Note that the symmetric matrix-matrix multiplications are faster than the general, non-symmetric one.

This is just awesome!

Now I have to check all my old files and find where I can apply the trick ;)

I recall a variation on this when computing a triple matrix product from my long-ago numerical analysis days.

The basic idea is that if you want to compute a matrix product A*B*C, where A is n by m, B is m by p, and C is p by q, calculate the number of operations based on the result that nops(u by v, v by w)=u v w.

For A*(B*C), the number of ops is m p q for B*C and n m q for A times that for a total of mpq+nmq = mq(n+p).

For (A*B)*C, the number of ops is n m p for A*B and n p q for that times C for a total of nmp+npq = np(m+q).

Different size matrices can result in vastly different numbers of operations.

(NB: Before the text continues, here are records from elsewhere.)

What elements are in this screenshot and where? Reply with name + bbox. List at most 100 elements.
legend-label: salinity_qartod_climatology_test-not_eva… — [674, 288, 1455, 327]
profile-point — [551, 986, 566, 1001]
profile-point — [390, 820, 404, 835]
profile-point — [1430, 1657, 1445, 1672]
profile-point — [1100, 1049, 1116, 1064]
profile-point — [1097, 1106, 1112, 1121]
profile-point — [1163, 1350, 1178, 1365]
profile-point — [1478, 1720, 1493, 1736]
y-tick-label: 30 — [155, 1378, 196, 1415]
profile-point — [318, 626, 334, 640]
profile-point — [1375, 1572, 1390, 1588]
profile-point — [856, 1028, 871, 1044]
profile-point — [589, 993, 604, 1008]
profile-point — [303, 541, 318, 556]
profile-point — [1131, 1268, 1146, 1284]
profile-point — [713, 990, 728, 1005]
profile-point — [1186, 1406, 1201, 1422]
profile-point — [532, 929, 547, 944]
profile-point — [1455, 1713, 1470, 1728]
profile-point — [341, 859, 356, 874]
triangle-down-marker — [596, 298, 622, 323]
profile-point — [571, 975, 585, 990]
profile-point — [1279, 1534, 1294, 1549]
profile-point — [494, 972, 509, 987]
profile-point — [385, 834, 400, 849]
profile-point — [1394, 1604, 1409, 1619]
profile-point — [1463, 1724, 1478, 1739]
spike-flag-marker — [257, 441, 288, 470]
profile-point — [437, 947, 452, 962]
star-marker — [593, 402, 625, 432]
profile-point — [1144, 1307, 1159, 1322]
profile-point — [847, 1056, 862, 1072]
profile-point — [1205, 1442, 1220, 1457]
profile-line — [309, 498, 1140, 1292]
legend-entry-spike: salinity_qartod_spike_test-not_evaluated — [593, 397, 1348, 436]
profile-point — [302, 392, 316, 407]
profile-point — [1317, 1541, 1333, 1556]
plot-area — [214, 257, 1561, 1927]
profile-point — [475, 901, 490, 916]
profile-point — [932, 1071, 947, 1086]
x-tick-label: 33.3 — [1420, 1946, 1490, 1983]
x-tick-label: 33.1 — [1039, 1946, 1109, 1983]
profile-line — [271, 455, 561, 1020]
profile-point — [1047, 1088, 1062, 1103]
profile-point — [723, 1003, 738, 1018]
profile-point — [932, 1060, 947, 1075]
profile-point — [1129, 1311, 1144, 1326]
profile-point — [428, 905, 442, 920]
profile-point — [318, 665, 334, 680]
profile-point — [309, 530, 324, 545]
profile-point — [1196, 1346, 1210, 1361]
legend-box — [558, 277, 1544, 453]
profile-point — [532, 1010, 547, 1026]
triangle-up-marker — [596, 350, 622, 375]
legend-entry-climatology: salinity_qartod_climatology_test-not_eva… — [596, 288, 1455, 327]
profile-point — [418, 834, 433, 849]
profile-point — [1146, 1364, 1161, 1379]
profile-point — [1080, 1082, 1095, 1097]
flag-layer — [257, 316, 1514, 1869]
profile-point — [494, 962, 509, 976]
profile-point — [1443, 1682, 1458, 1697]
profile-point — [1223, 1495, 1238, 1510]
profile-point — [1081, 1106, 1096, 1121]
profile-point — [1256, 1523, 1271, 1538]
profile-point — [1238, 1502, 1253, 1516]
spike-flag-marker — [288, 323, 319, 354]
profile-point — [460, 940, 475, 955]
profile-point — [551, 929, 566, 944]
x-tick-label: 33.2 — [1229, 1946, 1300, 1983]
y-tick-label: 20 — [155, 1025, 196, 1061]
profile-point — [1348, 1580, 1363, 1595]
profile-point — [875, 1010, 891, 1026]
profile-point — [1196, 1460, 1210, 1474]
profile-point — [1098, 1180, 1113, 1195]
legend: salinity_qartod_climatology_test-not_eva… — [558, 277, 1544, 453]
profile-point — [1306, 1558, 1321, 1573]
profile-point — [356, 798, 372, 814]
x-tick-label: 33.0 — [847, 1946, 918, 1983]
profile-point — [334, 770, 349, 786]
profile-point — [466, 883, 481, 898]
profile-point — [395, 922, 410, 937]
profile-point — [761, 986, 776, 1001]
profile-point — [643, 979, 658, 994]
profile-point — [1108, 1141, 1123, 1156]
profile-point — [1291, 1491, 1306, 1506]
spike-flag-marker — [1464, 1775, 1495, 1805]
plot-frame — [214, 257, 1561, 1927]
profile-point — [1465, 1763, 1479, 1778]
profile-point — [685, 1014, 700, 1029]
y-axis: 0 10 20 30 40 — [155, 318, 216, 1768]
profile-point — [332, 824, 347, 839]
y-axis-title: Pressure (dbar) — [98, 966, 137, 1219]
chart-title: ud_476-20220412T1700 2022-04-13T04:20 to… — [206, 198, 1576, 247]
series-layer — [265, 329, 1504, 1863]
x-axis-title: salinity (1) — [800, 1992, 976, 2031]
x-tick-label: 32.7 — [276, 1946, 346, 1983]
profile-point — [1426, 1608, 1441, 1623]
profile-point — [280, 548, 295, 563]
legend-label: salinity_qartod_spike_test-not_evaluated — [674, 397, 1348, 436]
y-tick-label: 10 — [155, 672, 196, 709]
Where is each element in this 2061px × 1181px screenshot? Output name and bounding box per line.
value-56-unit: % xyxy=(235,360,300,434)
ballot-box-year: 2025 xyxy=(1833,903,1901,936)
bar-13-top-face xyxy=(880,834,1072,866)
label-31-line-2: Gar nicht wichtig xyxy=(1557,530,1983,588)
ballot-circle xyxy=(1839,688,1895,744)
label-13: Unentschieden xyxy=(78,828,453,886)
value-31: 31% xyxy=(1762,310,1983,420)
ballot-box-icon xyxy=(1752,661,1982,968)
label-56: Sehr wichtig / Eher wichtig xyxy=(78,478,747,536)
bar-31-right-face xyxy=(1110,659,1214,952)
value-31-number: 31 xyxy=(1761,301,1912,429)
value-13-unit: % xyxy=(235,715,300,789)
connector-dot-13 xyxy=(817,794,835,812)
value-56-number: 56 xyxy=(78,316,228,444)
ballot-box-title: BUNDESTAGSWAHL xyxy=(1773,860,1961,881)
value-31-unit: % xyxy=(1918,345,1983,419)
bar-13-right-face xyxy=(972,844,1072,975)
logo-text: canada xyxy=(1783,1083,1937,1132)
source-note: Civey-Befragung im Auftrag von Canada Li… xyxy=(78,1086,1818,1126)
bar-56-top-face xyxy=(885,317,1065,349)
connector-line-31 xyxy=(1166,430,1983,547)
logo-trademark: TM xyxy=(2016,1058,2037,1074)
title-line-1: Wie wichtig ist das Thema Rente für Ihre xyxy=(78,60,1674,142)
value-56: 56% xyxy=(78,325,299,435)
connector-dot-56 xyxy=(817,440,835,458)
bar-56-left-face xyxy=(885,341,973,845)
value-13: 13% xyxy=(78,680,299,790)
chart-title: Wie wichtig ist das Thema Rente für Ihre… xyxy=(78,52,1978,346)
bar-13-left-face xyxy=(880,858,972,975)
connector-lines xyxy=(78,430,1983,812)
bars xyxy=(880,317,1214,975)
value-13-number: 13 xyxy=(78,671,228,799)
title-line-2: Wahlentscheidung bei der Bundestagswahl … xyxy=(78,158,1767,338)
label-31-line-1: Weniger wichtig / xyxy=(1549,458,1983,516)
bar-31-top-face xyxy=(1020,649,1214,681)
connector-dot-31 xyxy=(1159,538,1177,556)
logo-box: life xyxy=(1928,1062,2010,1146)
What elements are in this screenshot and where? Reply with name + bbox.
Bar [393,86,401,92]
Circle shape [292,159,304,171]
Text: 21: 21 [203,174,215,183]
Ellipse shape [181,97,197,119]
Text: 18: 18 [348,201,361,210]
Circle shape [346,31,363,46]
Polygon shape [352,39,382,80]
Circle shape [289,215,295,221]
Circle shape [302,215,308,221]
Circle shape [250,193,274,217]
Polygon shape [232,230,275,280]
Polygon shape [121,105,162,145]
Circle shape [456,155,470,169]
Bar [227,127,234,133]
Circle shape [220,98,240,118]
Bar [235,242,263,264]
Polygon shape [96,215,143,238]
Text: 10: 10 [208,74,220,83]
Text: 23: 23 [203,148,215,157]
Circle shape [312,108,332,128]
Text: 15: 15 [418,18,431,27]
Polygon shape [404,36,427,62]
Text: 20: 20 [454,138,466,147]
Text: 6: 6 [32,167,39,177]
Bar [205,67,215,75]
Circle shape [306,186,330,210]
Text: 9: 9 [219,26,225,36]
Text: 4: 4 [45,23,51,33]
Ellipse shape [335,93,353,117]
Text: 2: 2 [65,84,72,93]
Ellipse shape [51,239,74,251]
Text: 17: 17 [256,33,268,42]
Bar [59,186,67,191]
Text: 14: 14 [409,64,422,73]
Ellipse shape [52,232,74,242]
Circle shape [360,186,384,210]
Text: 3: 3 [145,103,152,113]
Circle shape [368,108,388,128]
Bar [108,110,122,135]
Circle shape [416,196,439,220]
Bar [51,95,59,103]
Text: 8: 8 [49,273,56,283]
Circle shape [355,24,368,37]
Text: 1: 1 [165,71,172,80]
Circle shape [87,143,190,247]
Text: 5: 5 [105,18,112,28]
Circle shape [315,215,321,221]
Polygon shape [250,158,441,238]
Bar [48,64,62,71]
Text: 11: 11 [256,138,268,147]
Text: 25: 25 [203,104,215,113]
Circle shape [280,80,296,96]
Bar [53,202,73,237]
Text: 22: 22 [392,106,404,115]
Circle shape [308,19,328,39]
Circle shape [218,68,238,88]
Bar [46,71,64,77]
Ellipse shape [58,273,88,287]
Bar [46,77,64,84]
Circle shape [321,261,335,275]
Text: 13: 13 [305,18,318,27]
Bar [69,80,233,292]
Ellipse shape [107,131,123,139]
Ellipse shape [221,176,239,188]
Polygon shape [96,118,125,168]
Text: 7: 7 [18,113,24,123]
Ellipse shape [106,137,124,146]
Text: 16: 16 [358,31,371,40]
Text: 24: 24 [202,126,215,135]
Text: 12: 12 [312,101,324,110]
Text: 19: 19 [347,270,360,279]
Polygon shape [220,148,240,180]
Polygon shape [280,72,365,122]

It becomes an interesting optimization problem when the number of matrices being multiplied gets large.

I would be surprised if this is not in Knuth.

another option is to form ca = sqrt(abs(c))*a, and then form ca*ca’, since c*(a*a’) requires n^2 scalar multiplies (if length(a)=n) which is unnecessary. If c isn’t positive, you could throw in a -1 multiplication at the end (which is probably faster than floating pt multiplication).

The JIT/Accelerator for MATLAB does not take advantage of the fact pointed out by Martin Cohen (AFAIK from experiments). I find that remarkable, but am not sure whether that tells more about me than about The Mathworks.

Nice. I was skeptical, thinking that (a*a) may also be faster, because only one matrix is involved. But I was wrong, and it is as slow as (a*b). Also (a*b’) is slow too. I checked, just in case there was some reason why it’s better for the second argument to be transposed.

I wondered what happened on the free software front. Happily the speedup occurs in Octave too. Unfortunately dot(a,a.T) in numpy doesn’t get the speedup. Compiling with theano didn’t help. Presumably one could directly call the right Fortran routine from within Python, but that isn’t an “insert two brackets” fix :-(.

Martin’s point about the associative law is a very good one. It’s well known and is something we emphasize in our Masters level Numerical Linear Algebra course in Manchester. It underlies some important techniques, such as the forward versus reverse mode versions of automatic differentiation. What seems to be going on in Mike’s example is different, and down to the vagaries of code optimization rather than the mathematics.

Octave explicitly spots this case and uses DSYRK from BLAS to work out half of the result matrix, then copies the answers across to the other half. Here’s a numpy version of that:

http://homepages.inf.ed.ac.uk/imurray2/code/tdot/tdot.py

Using a fast (A*A’) primitive could speed up things like distance computations and finding covariances.

Iain, do you use MKL with numpy? My experience is that an MLK-linked numpy is much faster than the competition (on my Intel hardware at least).

I’ve tried MKL as linked by anaconda. It doesn’t hugely beat OpenBLAS or a tuned compile of ATLAS for me. Although the ranking of the three changes between my laptop and desktop.

The main advantage of MKL and OpenBLAS for me is being able to set the number of threads with environment variables. Use CPUs for interactive use, 1 thread for embarrassingly parallel production runs.

I’ve tried tdot.py with both MKL (anaconda python) and OpenBLAS (Ubuntu python). My code uses DSYRK from whichever BLAS numpy is using. I get similar times for tdot(A) with both, and both beating dot(A,A.T).

Nice to see that the Julia people have been looking at this idea too

https://groups.google.com/forum/#!topic/julia-dev/Vrph5SGXnAk

You can test Mike’s hypothesis by typing

>> max(max(abs(res1-res1′)))

and

>> max(max(abs(res2-res2′)))

Only the latter returns zero – ie the symmetry has been recognised.